What you can do is protect yourself by planning for an unfortunate outcome. If you haven't already, start inventorying the jobs you've managed, problems that have arisen and how you solved them, etc. Inventory the various skills you've used - dealing with tradespeople (probably many men), managing multiple trades, integrating them into a project, project management tasks, construction scheduling, maybe some CPM scheduling as well. These are valuable skill sets.

If you can carve out any time, start networking in trade groups. I once joined a project management group, at which one of the meetings was a blend of knowledgeable and highly placed, visible people in various aspects of project management of a massive utility project. I made a few good contacts; didn't hurt that there were only 2 women there - myself and one of my co-workers.

If you have the nerve, and I'm not sure I would, have a frank talk with her and ask her if she's planning any drastic action, and if so, what solutions can be created to avoid a dismissal.
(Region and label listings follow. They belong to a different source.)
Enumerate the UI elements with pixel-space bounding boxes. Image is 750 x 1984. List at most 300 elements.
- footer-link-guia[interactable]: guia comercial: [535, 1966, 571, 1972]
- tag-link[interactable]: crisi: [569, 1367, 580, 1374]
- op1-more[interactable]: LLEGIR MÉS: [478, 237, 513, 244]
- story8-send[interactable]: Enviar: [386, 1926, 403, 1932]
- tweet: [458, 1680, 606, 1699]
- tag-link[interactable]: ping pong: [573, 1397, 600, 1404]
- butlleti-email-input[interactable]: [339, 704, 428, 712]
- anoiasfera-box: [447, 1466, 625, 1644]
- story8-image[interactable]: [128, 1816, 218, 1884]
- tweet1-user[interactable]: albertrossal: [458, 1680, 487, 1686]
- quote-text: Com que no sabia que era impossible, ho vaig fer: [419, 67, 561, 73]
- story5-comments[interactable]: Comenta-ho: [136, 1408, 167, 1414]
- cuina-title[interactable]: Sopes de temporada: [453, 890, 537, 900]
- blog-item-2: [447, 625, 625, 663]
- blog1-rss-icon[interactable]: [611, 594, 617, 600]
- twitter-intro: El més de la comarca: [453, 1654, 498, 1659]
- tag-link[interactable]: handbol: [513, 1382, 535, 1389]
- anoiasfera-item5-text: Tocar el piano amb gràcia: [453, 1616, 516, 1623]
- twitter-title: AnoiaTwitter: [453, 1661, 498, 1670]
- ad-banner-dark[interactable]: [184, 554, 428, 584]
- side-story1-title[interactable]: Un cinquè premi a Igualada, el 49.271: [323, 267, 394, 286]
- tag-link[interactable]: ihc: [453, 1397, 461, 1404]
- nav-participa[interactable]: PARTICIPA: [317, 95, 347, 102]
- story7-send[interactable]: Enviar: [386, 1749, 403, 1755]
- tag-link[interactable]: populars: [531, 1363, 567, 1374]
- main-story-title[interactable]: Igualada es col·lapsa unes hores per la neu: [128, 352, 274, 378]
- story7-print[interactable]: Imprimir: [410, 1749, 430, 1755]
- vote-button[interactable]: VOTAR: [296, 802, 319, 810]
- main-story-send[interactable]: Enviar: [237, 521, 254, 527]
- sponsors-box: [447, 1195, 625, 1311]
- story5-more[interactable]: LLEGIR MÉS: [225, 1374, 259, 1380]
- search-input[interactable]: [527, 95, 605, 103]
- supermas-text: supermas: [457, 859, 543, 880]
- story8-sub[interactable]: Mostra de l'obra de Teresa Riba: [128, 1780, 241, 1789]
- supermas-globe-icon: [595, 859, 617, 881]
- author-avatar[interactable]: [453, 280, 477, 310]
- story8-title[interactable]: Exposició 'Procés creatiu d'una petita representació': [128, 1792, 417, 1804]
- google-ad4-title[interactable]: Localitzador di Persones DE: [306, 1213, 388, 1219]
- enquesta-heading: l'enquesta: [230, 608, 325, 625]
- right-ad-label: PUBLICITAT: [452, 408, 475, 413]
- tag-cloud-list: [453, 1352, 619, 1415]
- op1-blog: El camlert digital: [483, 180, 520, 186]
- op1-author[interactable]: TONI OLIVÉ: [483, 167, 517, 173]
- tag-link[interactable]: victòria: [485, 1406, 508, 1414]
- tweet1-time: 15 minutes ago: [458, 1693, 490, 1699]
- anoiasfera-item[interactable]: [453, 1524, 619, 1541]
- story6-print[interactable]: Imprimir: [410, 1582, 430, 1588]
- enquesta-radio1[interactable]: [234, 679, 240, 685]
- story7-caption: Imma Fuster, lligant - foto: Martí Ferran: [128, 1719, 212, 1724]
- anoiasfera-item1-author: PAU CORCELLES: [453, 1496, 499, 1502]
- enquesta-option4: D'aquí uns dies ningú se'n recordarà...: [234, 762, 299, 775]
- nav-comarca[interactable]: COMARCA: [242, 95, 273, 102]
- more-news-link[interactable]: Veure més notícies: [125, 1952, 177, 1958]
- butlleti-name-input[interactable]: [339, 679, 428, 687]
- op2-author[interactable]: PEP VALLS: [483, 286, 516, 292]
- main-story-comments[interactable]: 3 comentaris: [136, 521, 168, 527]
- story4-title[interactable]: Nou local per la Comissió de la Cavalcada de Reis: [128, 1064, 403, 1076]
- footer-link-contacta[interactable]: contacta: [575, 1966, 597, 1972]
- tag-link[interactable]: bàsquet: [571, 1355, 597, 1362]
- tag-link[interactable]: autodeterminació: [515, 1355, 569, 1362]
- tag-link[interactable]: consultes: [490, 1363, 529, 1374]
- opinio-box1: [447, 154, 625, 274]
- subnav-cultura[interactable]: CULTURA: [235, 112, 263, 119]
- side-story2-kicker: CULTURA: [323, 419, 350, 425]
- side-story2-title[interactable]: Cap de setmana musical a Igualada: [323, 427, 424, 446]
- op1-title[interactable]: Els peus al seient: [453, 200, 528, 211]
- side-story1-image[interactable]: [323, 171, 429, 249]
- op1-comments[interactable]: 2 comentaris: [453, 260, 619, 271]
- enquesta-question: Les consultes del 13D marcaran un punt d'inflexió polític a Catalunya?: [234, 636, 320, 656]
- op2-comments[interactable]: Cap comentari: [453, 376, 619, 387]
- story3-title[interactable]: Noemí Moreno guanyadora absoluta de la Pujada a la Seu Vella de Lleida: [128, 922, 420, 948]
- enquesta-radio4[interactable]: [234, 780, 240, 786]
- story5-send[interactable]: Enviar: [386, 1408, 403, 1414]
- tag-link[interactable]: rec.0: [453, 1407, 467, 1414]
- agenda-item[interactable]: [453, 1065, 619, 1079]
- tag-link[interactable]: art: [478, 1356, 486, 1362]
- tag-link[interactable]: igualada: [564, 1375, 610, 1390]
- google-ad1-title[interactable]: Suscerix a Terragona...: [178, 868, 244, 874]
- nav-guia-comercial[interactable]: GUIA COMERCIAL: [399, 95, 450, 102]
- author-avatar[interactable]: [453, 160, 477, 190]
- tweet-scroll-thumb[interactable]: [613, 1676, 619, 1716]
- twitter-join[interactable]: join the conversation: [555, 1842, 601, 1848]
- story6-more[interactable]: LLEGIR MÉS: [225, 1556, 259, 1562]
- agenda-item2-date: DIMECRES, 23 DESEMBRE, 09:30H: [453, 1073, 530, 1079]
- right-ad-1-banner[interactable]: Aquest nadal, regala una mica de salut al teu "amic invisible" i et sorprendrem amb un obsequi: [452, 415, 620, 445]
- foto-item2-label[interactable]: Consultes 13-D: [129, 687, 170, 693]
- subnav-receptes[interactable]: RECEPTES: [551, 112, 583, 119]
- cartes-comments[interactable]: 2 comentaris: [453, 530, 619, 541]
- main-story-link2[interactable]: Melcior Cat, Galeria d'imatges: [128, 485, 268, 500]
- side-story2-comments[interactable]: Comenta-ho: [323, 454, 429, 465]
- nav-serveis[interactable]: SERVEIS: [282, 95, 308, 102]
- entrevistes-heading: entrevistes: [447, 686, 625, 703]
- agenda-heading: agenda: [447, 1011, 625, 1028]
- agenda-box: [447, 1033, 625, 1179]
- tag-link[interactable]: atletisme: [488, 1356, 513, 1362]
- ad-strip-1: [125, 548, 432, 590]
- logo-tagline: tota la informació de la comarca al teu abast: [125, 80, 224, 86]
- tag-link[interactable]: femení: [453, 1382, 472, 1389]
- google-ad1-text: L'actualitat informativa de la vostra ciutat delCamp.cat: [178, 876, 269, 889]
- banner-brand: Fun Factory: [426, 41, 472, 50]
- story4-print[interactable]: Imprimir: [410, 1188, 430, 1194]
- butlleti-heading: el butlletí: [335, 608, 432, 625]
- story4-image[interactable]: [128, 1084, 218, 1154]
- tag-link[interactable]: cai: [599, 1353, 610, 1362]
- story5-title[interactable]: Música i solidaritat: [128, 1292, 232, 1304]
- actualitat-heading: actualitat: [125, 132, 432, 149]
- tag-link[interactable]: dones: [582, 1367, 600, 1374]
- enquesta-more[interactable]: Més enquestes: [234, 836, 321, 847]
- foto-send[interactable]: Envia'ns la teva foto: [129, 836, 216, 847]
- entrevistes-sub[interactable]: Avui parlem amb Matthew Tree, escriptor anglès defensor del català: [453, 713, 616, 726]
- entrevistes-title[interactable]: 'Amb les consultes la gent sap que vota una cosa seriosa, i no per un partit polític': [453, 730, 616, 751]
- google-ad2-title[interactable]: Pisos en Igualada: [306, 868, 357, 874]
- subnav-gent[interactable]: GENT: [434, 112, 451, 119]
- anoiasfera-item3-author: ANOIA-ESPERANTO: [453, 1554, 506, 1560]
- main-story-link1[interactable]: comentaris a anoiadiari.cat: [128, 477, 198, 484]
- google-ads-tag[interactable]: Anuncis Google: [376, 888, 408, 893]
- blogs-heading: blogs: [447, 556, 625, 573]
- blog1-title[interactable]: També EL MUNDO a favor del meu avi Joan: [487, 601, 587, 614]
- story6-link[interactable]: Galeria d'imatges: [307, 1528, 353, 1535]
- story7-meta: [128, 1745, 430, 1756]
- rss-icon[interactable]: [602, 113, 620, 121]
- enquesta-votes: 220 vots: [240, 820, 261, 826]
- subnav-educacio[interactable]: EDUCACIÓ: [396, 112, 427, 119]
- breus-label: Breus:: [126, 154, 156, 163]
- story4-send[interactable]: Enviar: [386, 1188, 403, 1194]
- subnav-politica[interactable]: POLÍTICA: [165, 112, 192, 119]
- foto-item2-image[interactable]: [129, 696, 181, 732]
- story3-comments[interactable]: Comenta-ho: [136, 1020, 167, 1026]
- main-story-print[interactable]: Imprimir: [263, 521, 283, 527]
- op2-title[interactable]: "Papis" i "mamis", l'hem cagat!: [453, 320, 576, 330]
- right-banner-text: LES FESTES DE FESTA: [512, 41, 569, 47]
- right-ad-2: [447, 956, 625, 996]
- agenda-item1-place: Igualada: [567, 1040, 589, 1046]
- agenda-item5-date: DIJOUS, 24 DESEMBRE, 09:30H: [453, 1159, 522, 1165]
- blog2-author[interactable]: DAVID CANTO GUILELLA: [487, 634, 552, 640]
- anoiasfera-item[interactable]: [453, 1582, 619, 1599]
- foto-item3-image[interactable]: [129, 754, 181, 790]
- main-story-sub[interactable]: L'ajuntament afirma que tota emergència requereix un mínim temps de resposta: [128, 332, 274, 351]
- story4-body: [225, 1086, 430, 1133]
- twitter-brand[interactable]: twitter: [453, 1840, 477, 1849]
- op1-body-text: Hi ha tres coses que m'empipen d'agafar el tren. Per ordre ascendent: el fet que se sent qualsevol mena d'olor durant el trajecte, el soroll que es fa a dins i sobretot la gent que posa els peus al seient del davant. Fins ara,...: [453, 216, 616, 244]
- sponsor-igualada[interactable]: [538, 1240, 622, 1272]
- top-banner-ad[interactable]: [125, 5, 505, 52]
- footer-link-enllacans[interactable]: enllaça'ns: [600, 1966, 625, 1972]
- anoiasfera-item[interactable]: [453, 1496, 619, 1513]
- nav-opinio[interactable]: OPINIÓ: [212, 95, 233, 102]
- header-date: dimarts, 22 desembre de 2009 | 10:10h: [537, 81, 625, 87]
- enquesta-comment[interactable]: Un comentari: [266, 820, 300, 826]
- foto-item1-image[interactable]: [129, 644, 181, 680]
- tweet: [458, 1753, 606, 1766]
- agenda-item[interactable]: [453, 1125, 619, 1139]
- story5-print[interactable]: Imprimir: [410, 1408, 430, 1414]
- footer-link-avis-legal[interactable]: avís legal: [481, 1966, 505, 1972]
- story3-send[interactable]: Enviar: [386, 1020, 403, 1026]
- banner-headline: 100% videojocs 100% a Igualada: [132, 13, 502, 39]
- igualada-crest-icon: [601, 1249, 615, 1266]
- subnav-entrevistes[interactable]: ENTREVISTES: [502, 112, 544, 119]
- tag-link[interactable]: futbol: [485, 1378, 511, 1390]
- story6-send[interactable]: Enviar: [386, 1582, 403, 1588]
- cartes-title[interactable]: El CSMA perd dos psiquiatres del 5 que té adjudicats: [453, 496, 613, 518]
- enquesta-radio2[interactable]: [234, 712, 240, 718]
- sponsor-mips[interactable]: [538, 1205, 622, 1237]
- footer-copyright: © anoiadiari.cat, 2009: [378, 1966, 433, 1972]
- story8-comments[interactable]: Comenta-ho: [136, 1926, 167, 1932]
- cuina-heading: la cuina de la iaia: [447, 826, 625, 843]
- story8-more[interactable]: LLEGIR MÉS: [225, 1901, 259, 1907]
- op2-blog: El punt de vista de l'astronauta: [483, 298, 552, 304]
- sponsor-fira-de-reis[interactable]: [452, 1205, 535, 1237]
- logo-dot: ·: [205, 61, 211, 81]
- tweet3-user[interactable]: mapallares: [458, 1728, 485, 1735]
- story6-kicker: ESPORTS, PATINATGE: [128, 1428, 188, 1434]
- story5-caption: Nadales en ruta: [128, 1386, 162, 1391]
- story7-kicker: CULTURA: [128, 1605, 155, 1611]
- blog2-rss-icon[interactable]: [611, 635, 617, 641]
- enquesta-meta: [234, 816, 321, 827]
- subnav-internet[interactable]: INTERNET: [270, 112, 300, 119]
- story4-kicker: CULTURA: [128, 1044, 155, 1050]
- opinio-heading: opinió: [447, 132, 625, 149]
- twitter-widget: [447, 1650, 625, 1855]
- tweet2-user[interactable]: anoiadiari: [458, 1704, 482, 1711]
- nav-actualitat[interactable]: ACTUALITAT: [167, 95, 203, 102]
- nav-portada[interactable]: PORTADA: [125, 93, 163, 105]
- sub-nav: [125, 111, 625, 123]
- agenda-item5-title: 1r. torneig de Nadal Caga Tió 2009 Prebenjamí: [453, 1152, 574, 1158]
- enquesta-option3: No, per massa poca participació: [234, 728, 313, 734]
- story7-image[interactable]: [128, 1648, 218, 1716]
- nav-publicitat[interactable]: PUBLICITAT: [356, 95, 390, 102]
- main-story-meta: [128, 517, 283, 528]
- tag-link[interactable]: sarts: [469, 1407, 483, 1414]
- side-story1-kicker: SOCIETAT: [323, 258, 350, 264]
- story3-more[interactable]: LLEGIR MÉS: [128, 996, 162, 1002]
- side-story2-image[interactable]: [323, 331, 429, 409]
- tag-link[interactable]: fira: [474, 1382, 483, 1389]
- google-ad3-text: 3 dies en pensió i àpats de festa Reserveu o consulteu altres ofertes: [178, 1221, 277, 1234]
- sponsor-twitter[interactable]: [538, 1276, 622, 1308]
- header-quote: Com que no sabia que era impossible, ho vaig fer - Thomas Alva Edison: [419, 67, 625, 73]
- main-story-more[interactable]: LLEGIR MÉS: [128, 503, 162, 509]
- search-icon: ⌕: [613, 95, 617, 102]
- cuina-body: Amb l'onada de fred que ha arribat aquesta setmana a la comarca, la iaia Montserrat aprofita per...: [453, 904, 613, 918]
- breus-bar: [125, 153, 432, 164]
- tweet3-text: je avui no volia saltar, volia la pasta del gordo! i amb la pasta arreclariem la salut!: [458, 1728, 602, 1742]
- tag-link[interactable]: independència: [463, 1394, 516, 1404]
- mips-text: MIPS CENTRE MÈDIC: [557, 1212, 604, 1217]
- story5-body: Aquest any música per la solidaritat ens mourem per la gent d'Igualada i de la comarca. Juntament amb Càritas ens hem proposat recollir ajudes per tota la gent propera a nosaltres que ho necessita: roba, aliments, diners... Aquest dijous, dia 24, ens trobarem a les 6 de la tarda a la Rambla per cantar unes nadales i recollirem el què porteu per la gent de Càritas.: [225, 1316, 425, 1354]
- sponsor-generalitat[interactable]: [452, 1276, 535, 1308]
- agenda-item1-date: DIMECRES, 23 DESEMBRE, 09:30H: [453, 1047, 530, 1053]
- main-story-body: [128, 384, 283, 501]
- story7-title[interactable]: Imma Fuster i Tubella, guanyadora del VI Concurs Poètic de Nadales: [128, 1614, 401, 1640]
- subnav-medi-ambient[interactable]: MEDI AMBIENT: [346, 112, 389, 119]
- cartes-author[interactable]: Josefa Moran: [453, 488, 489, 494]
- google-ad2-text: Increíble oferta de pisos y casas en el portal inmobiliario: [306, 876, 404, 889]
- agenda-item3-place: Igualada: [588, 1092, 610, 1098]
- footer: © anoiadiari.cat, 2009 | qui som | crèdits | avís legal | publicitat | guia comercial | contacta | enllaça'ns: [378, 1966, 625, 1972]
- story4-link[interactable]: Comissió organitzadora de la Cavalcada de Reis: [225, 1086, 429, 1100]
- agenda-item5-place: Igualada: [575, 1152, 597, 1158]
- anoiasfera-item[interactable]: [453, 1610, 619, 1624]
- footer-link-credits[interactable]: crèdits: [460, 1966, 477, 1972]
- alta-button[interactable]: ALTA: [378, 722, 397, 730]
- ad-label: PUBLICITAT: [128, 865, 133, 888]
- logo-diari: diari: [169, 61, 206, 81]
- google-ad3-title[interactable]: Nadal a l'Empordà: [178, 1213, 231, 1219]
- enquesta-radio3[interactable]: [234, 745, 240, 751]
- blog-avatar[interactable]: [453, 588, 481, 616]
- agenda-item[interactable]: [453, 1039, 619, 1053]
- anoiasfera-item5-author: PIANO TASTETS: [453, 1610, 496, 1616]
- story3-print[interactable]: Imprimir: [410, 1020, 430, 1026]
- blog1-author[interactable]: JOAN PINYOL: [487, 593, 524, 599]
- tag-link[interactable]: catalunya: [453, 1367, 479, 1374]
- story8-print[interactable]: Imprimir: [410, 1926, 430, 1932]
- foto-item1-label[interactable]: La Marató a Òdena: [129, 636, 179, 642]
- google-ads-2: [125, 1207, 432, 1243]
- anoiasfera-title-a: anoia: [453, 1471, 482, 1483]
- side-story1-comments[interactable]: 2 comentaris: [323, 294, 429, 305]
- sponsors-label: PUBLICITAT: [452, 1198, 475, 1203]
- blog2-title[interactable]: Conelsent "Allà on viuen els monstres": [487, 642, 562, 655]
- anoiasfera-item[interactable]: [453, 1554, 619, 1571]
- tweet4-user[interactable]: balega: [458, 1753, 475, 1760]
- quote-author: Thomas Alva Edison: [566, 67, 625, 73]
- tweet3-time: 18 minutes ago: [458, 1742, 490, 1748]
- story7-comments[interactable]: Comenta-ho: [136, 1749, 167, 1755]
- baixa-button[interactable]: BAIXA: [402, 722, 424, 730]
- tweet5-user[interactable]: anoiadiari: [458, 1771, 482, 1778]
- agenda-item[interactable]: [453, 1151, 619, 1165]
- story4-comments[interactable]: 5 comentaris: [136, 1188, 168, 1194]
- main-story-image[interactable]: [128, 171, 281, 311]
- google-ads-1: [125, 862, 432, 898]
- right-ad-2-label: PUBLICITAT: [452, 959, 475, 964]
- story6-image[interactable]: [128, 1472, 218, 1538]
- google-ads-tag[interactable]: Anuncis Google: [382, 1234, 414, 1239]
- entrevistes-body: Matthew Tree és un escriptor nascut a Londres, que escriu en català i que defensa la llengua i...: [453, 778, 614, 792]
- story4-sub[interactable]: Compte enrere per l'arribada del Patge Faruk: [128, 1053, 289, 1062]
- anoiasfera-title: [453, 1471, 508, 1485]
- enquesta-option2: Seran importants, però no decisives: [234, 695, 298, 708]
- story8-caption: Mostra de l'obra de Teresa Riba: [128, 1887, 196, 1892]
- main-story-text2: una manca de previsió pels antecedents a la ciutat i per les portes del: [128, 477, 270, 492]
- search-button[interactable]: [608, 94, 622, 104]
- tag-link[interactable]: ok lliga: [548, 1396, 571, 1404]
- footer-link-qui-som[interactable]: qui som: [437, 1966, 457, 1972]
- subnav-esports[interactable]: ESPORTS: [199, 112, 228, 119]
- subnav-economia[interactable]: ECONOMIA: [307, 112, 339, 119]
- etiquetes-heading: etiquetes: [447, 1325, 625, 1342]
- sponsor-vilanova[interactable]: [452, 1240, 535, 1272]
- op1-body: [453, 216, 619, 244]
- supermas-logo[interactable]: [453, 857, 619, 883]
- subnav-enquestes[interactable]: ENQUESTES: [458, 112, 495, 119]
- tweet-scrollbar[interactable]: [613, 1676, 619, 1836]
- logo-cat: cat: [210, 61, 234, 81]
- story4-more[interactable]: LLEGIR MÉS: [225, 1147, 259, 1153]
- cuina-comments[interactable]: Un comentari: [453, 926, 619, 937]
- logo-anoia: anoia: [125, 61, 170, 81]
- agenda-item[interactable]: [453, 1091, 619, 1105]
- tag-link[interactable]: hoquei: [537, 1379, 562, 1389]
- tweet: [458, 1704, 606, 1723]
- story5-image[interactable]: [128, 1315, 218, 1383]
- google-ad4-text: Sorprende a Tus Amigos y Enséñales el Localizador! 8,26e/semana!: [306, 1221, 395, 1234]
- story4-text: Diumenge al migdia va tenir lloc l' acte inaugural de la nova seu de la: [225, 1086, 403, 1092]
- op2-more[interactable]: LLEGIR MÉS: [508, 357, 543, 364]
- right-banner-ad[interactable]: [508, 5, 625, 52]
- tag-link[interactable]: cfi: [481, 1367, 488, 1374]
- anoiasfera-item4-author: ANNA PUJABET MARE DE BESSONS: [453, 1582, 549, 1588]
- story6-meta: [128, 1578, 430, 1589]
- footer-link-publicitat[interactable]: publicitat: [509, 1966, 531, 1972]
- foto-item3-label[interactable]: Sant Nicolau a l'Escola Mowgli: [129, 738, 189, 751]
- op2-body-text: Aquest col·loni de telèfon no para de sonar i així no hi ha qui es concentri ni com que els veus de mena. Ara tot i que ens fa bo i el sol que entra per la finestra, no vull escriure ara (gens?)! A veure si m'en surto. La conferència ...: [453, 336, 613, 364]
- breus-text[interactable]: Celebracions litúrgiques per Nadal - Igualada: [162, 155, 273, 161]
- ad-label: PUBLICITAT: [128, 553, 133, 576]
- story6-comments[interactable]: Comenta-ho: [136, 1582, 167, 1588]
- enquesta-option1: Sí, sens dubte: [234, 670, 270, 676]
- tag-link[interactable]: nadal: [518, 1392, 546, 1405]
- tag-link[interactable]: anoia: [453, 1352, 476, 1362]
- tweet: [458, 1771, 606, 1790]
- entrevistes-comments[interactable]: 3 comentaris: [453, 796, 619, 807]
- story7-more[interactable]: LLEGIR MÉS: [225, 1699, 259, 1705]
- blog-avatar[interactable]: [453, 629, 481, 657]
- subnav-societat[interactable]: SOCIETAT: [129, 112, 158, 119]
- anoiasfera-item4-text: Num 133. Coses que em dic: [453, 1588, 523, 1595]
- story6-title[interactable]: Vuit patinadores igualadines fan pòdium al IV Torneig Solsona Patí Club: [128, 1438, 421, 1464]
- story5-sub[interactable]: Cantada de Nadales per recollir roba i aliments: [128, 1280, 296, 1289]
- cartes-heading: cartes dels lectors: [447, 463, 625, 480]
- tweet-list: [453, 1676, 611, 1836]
I know it's hard to think in those terms, but you do want to be prepared to preserve what I suspect is a challenging and promising career.

If you don't have time to socialize with the management of the various trades involved, try to get more acquainted with them so you can use them as references.

Don't forget the government folks as well; I'm sure you're dealing with building inspection departments. Even though I doubt many would stick their necks out to give recommendations, there are some. That's how I found a plumber decades ago.

And in fact one of the projects on which I worked was eased along by compliments from the community's building staff to our client, which had brought us in b/c of difficulty with the local building department.

Dealing with architectural and inspection folks can grease the skids to keep a project moving and get an occupancy cert issued. These are important skills, so cultivate those folks and perhaps they might be supportive if anything unpleasant happens.

And, if a worse case seems to be materializing, think about part time, FMLA, or even resigning voluntarily; it'll look better on your resume than an involuntary departure.